Am 02.03.2013 19:09, schrieb Joseph Rushton Wakeling:
On 03/02/2013 06:30 PM, Urs Liska wrote:
I also thought of Berg already. Maybe also his songs? (could prove
useful for me
when having to play transpositions ...)
But the Clarinet Pieces are beautiful too. Good point.
Well, tell you what. If I put together a rough version of the 4
Pieces and get it up on GitHub, why don't we take it from there?
By "rough version" I mean all notes, articulations etc. entered, but
with no tweaks or custom scripting, just to see what Lilypond comes up
with on its own.
I think that's a very reasonable suggestion.

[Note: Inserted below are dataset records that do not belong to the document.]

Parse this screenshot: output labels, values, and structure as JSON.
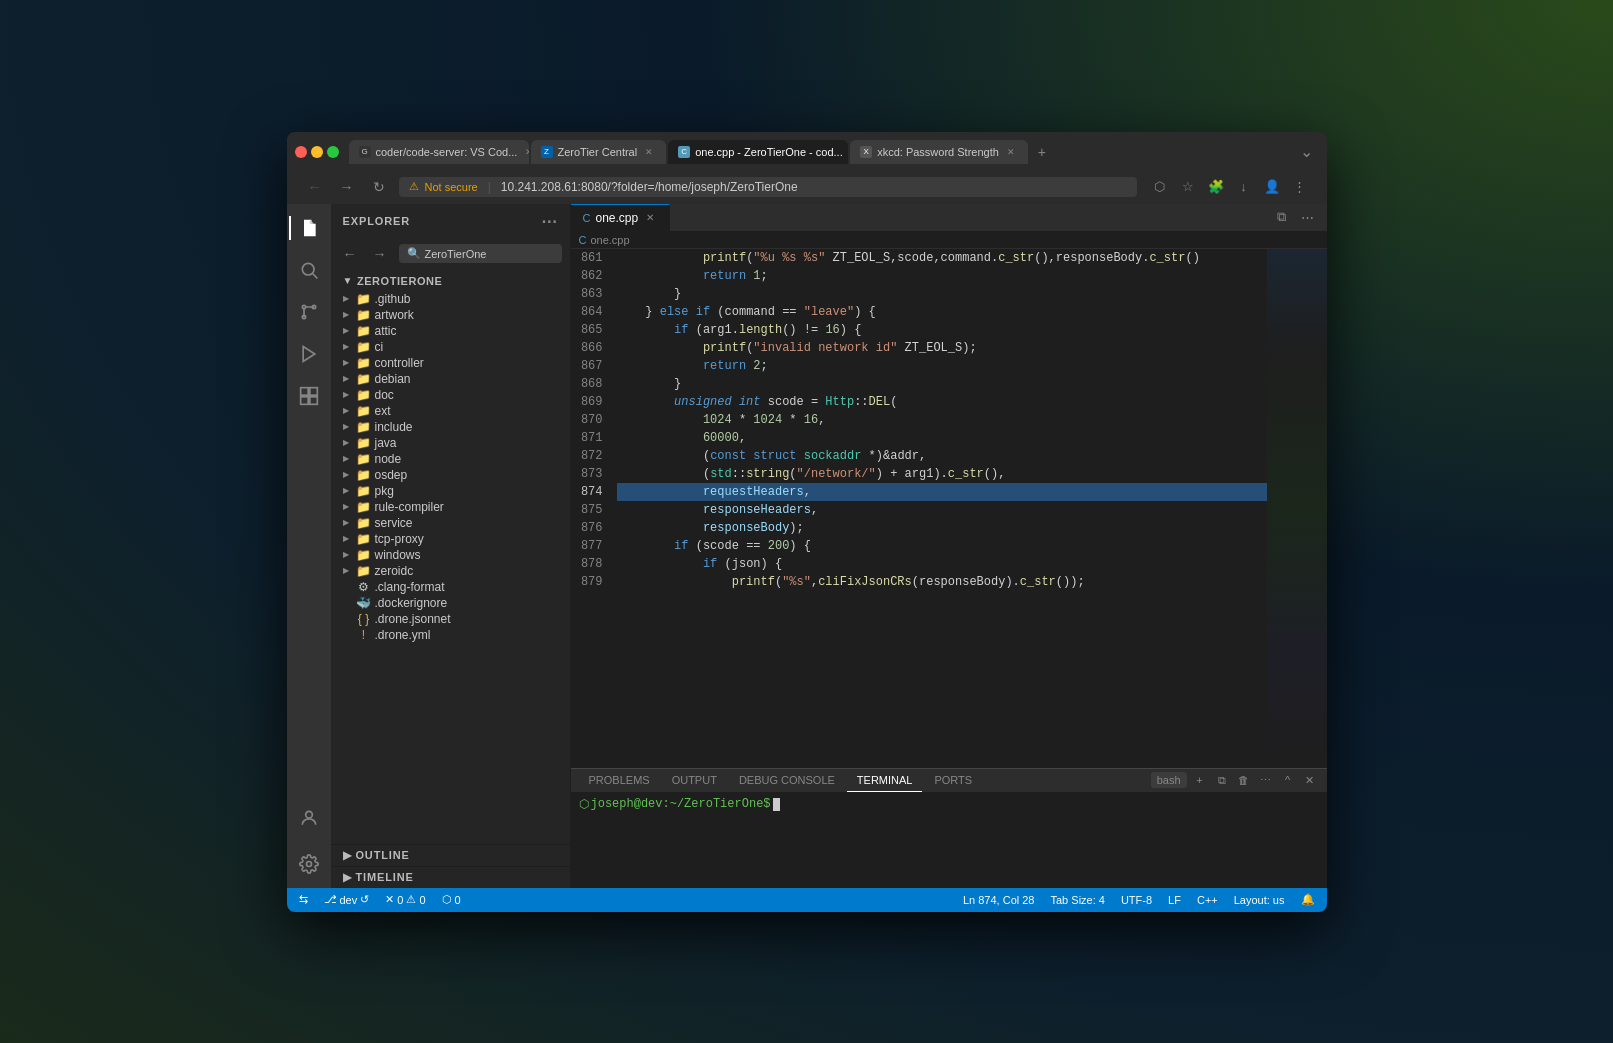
{
  "browser": {
    "tabs": [
      {
        "id": "tab1",
        "favicon": "gh",
        "label": "coder/code-server: VS Cod...",
        "active": false
      },
      {
        "id": "tab2",
        "favicon": "zt",
        "label": "ZeroTier Central",
        "active": false
      },
      {
        "id": "tab3",
        "favicon": "cpp",
        "label": "one.cpp - ZeroTierOne - cod...",
        "active": true
      },
      {
        "id": "tab4",
        "favicon": "xk",
        "label": "xkcd: Password Strength",
        "active": false
      }
    ],
    "url": "10.241.208.61:8080/?folder=/home/joseph/ZeroTierOne",
    "url_warning": "Not secure",
    "search_placeholder": "ZeroTierOne"
  },
  "sidebar": {
    "title": "EXPLORER",
    "root_folder": "ZEROTIERONE",
    "items": [
      {
        "type": "folder",
        "name": ".github",
        "depth": 1
      },
      {
        "type": "folder",
        "name": "artwork",
        "depth": 1
      },
      {
        "type": "folder",
        "name": "attic",
        "depth": 1
      },
      {
        "type": "folder",
        "name": "ci",
        "depth": 1
      },
      {
        "type": "folder",
        "name": "controller",
        "depth": 1
      },
      {
        "type": "folder",
        "name": "debian",
        "depth": 1
      },
      {
        "type": "folder",
        "name": "doc",
        "depth": 1
      },
      {
        "type": "folder",
        "name": "ext",
        "depth": 1
      },
      {
        "type": "folder",
        "name": "include",
        "depth": 1
      },
      {
        "type": "folder",
        "name": "java",
        "depth": 1
      },
      {
        "type": "folder",
        "name": "node",
        "depth": 1
      },
      {
        "type": "folder",
        "name": "osdep",
        "depth": 1
      },
      {
        "type": "folder",
        "name": "pkg",
        "depth": 1
      },
      {
        "type": "folder",
        "name": "rule-compiler",
        "depth": 1
      },
      {
        "type": "folder",
        "name": "service",
        "depth": 1
      },
      {
        "type": "folder",
        "name": "tcp-proxy",
        "depth": 1
      },
      {
        "type": "folder",
        "name": "windows",
        "depth": 1
      },
      {
        "type": "folder",
        "name": "zeroidc",
        "depth": 1
      },
      {
        "type": "file",
        "name": ".clang-format",
        "depth": 1
      },
      {
        "type": "file",
        "name": ".dockerignore",
        "depth": 1
      },
      {
        "type": "file",
        "name": ".drone.jsonnet",
        "depth": 1
      },
      {
        "type": "file",
        "name": "!  .drone.yml",
        "depth": 1
      }
    ],
    "outline_label": "OUTLINE",
    "timeline_label": "TIMELINE"
  },
  "editor": {
    "active_file": "one.cpp",
    "lines": [
      {
        "num": 861,
        "content": "            printf(\"%u %s %s\" ZT_EOL_S,scode,command.c_str(),responseBody.c_str()",
        "highlighted": false
      },
      {
        "num": 862,
        "content": "            return 1;",
        "highlighted": false
      },
      {
        "num": 863,
        "content": "        }",
        "highlighted": false
      },
      {
        "num": 864,
        "content": "    } else if (command == \"leave\") {",
        "highlighted": false
      },
      {
        "num": 865,
        "content": "        if (arg1.length() != 16) {",
        "highlighted": false
      },
      {
        "num": 866,
        "content": "            printf(\"invalid network id\" ZT_EOL_S);",
        "highlighted": false
      },
      {
        "num": 867,
        "content": "            return 2;",
        "highlighted": false
      },
      {
        "num": 868,
        "content": "        }",
        "highlighted": false
      },
      {
        "num": 869,
        "content": "        unsigned int scode = Http::DEL(",
        "highlighted": false
      },
      {
        "num": 870,
        "content": "            1024 * 1024 * 16,",
        "highlighted": false
      },
      {
        "num": 871,
        "content": "            60000,",
        "highlighted": false
      },
      {
        "num": 872,
        "content": "            (const struct sockaddr *)&addr,",
        "highlighted": false
      },
      {
        "num": 873,
        "content": "            (std::string(\"/network/\") + arg1).c_str(),",
        "highlighted": false
      },
      {
        "num": 874,
        "content": "            requestHeaders,",
        "highlighted": true
      },
      {
        "num": 875,
        "content": "            responseHeaders,",
        "highlighted": false
      },
      {
        "num": 876,
        "content": "            responseBody);",
        "highlighted": false
      },
      {
        "num": 877,
        "content": "        if (scode == 200) {",
        "highlighted": false
      },
      {
        "num": 878,
        "content": "            if (json) {",
        "highlighted": false
      },
      {
        "num": 879,
        "content": "                printf(\"%s\",cliFixJsonCRs(responseBody).c_str());",
        "highlighted": false
      }
    ]
  },
  "terminal": {
    "tabs": [
      "PROBLEMS",
      "OUTPUT",
      "DEBUG CONSOLE",
      "TERMINAL",
      "PORTS"
    ],
    "active_tab": "TERMINAL",
    "shell": "bash",
    "cwd": "~/ZeroTierOne",
    "user": "joseph",
    "host": "dev",
    "prompt": "joseph@dev:~/ZeroTierOne$"
  },
  "status_bar": {
    "branch": "dev",
    "sync_icon": "↺",
    "errors": "0",
    "warnings": "0",
    "remote": "0",
    "position": "Ln 874, Col 28",
    "tab_size": "Tab Size: 4",
    "encoding": "UTF-8",
    "line_ending": "LF",
    "language": "C++",
    "layout": "Layout: us",
    "bell_icon": "🔔"
  },
  "activity_bar": {
    "icons": [
      {
        "name": "files",
        "symbol": "⎘",
        "active": true
      },
      {
        "name": "search",
        "symbol": "🔍",
        "active": false
      },
      {
        "name": "source-control",
        "symbol": "⑂",
        "active": false
      },
      {
        "name": "run-debug",
        "symbol": "▷",
        "active": false
      },
      {
        "name": "extensions",
        "symbol": "⊞",
        "active": false
      }
    ],
    "bottom_icons": [
      {
        "name": "account",
        "symbol": "👤"
      },
      {
        "name": "settings",
        "symbol": "⚙"
      }
    ]
  }
}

These pieces are worthwile to deal with, complex as engraving task (so
useful in our context), and they are still accessible in their
complexity and length.
Count me in if you start with that.
But let me make a further suggestion:
As I already mentioned in an earlier thread I'm going to write a paper
on plain-text, git-driven work-flows, and I would be pleased if I could
use this project as example material for that.
The motivation for the paper is a presentation at my university, but of
course I'll release it publicly as part of our openLilyLib tutorials series.
So it would make sense to host our Berg engraving also within this project.
I can give you write access to
https://github.com/openlilylib/openLilyLib (you may look at that but
it's not really in a release state ...), and you could put the material
in a subfolder of OLLexamples.
One remark that is independent of the above suggestion: You should
really take care of creating a nice Git history right from the start,
because that's something we might want to present someday.